“Life is like a box of LEGOs.” You can almost hear that catchphrase echoing across the decades as the preamble to Motorola’s surprise Project Ara: a smartphone you cobble together from pieces like a toy that’s not a toy.
It’s real — that’s a shot of some of the concept pieces laid out like an Ikea display above — and if it sounds familiar, say like something you read about last month, it’s because it is, and you did. You’re thinking of Phonebloks, the modular smartphone idea from Dutch designer Dave Hakkens. The Internet stumbled on it in September, a phone built out of swappable blocks with electricity-conducting connector pins, where each of the blocks was like a bullet point on a spec sheet: battery, processor, memory, storage, audio, wireless chip, gyroscope — you name it.
As I wrote at the time:
Want to slide in a faster processor? Just swap out a block. Cracked screen? Off with the old, on with the new. Don’t need the camera? Or maybe you do everything online and don’t need local storage? The freed up space might let you drop in a bigger battery or detach non-essential components you don’t want leeching electricity.
But it was all just concept stuff adrift in questions: What about particle and moisture ingress? Thermal dissipation? General ergonomics (to handle or hold)? Cost?
Motorola says it was already working on what it’s calling Project Ara when it bumped into Hakkens, at which point something like a mutual high-five occurred, with the two agreeing to buddy up — Motorola bringing the “deep technical work,” Hakkens bringing the community (when I wrote about Phonebloks last month, Hakkens’ YouTube explainer had a respectable four million views — as of today, that figure’s soared to over 16 million).
Project Ara is designed to be a “free, open hardware platform for creating highly modular smartphones,” says Motorola. Take note of that — a platform, not a specific model. Project Ara isn’t a single phone coming to a Motorola reseller near you, it’s Motorola pouring the foundation for a slew of new phones, including — hypothetically, anyway — some that could live outside of Motorola’s walled garden.

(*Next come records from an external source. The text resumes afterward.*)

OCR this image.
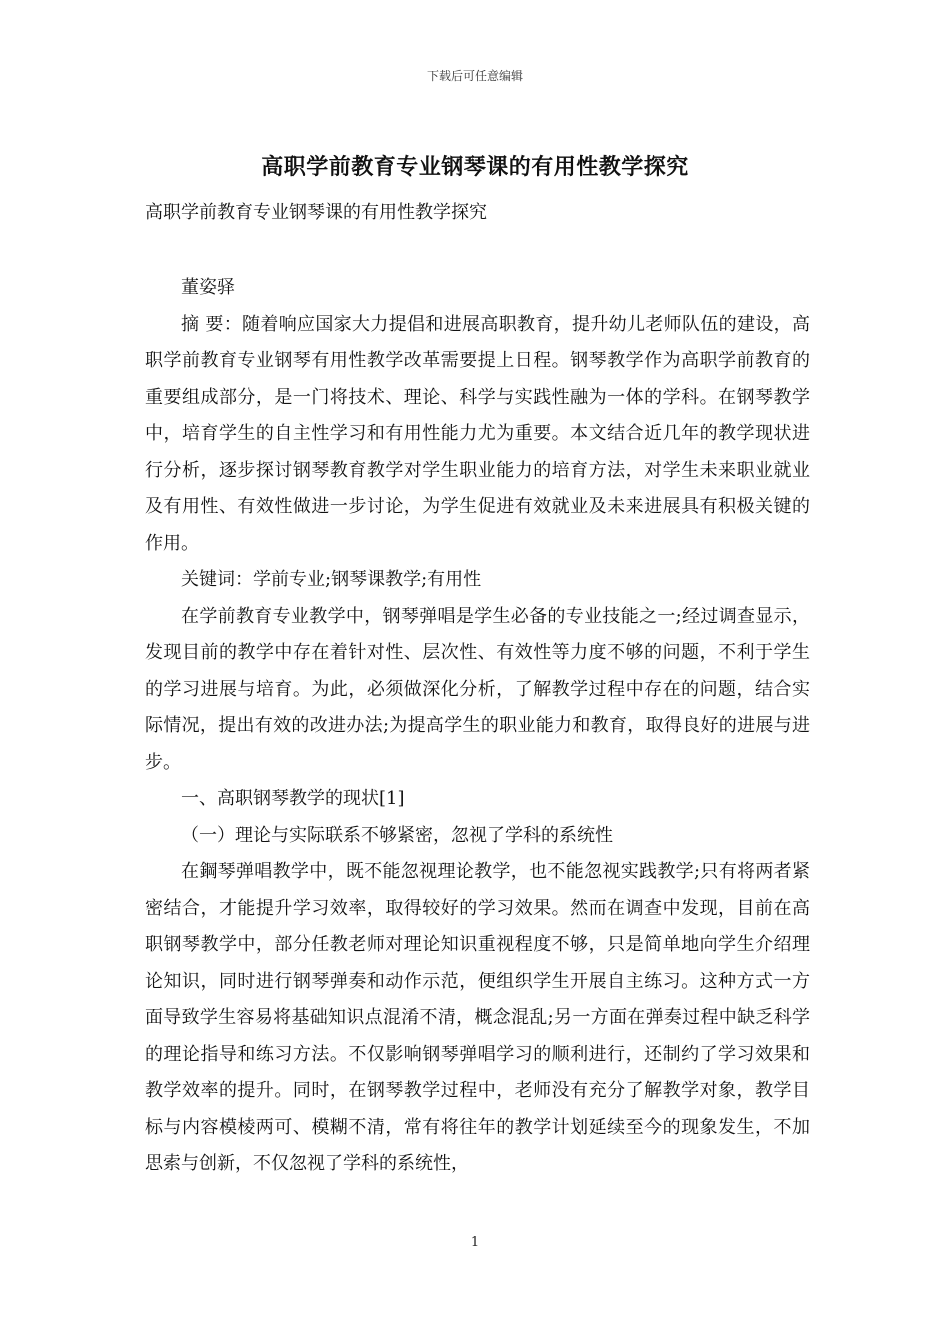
下载后可任意编辑
高职学前教育专业钢琴课的有用性教学探究

高职学前教育专业钢琴课的有用性教学探究

董姿驿

摘 要：随着响应国家大力提倡和进展高职教育，提升幼儿老师队伍的建设，高职学前教育专业钢琴有用性教学改革需要提上日程。钢琴教学作为高职学前教育的重要组成部分，是一门将技术、理论、科学与实践性融为一体的学科。在钢琴教学中，培育学生的自主性学习和有用性能力尤为重要。本文结合近几年的教学现状进行分析，逐步探讨钢琴教育教学对学生职业能力的培育方法，对学生未来职业就业及有用性、有效性做进一步讨论，为学生促进有效就业及未来进展具有积极关键的作用。

关键词：学前专业;钢琴课教学;有用性

在学前教育专业教学中，钢琴弹唱是学生必备的专业技能之一;经过调查显示，发现目前的教学中存在着针对性、层次性、有效性等力度不够的问题，不利于学生的学习进展与培育。为此，必须做深化分析，了解教学过程中存在的问题，结合实际情况，提出有效的改进办法;为提高学生的职业能力和教育，取得良好的进展与进步。

一、高职钢琴教学的现状[1]

（一）理论与实际联系不够紧密，忽视了学科的系统性

在鋼琴弹唱教学中，既不能忽视理论教学，也不能忽视实践教学;只有将两者紧密结合，才能提升学习效率，取得较好的学习效果。然而在调查中发现，目前在高职钢琴教学中，部分任教老师对理论知识重视程度不够，只是简单地向学生介绍理论知识，同时进行钢琴弹奏和动作示范，便组织学生开展自主练习。这种方式一方面导致学生容易将基础知识点混淆不清，概念混乱;另一方面在弹奏过程中缺乏科学的理论指导和练习方法。不仅影响钢琴弹唱学习的顺利进行，还制约了学习效果和教学效率的提升。同时，在钢琴教学过程中，老师没有充分了解教学对象，教学目标与内容模棱两可、模糊不清，常有将往年的教学计划延续至今的现象发生，不加思索与创新，不仅忽视了学科的系统性，

1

“We want to do for hardware what the Android platform has done for software,” writes Motorola, adding that it’s goal is “to give you the power to decide what your phone does, how it looks, where and what it’s made of, how much it costs, and how long you’ll keep it.”
The concept’s not so different from Phonebloks: a durable endoskeleton (gunning for a catch-word, Motorola shortens this to “endo”) into which you place modules. “A module can be anything, from a new application processor to a new display or keyboard, an extra battery, a pulse oximeter–or something not yet thought of!”
What’s next? Motorola puts its nose to the grindstone, of course, but the company says it’ll engage with the Phonebloks community, presumably to solicit feedback, as well as send out invites to developers to start building modules for the platform. Look for a Module Developer’s Kit (MDK) to go alpha “sometime this winter,” and Motorola promises to divulge more “in the next few months.”
I love the idea, just as I loved the idea when I bumped into Phonebloks last month. Who wouldn’t? Trading one thing for another to get a little more of this or waste a little less of that? Discarding dated components for new ones without throwing everything away (and again, in theory, curbing a mushrooming waste stream)?
But it’s still just an idea. Even those sexy screenshots above tell us little about the device’s real-world tenability. Every last micrometer of an iOS or Android devices is fastidiously hyped-designed. There’s a reason every part and piece goes where it does, that every last sliver of free space is accounted for. Divvying these systems up into orthogonal modules — and the modules look definitively orthogonal — is going to sacrifice a certain amount of space per module. That space adds up. And what about assembly restrictions, say not placing one high-thermal part next to another? What about insulating the connector points from dust or water? And once everything’s glommed together, will it feel as rigid and durable as something made out of aluminum and glass?
We’ll see. I’m interested. I assume you’re interested. That’s all a company like Motorola needs to chip away at Project Ara until it gets it right.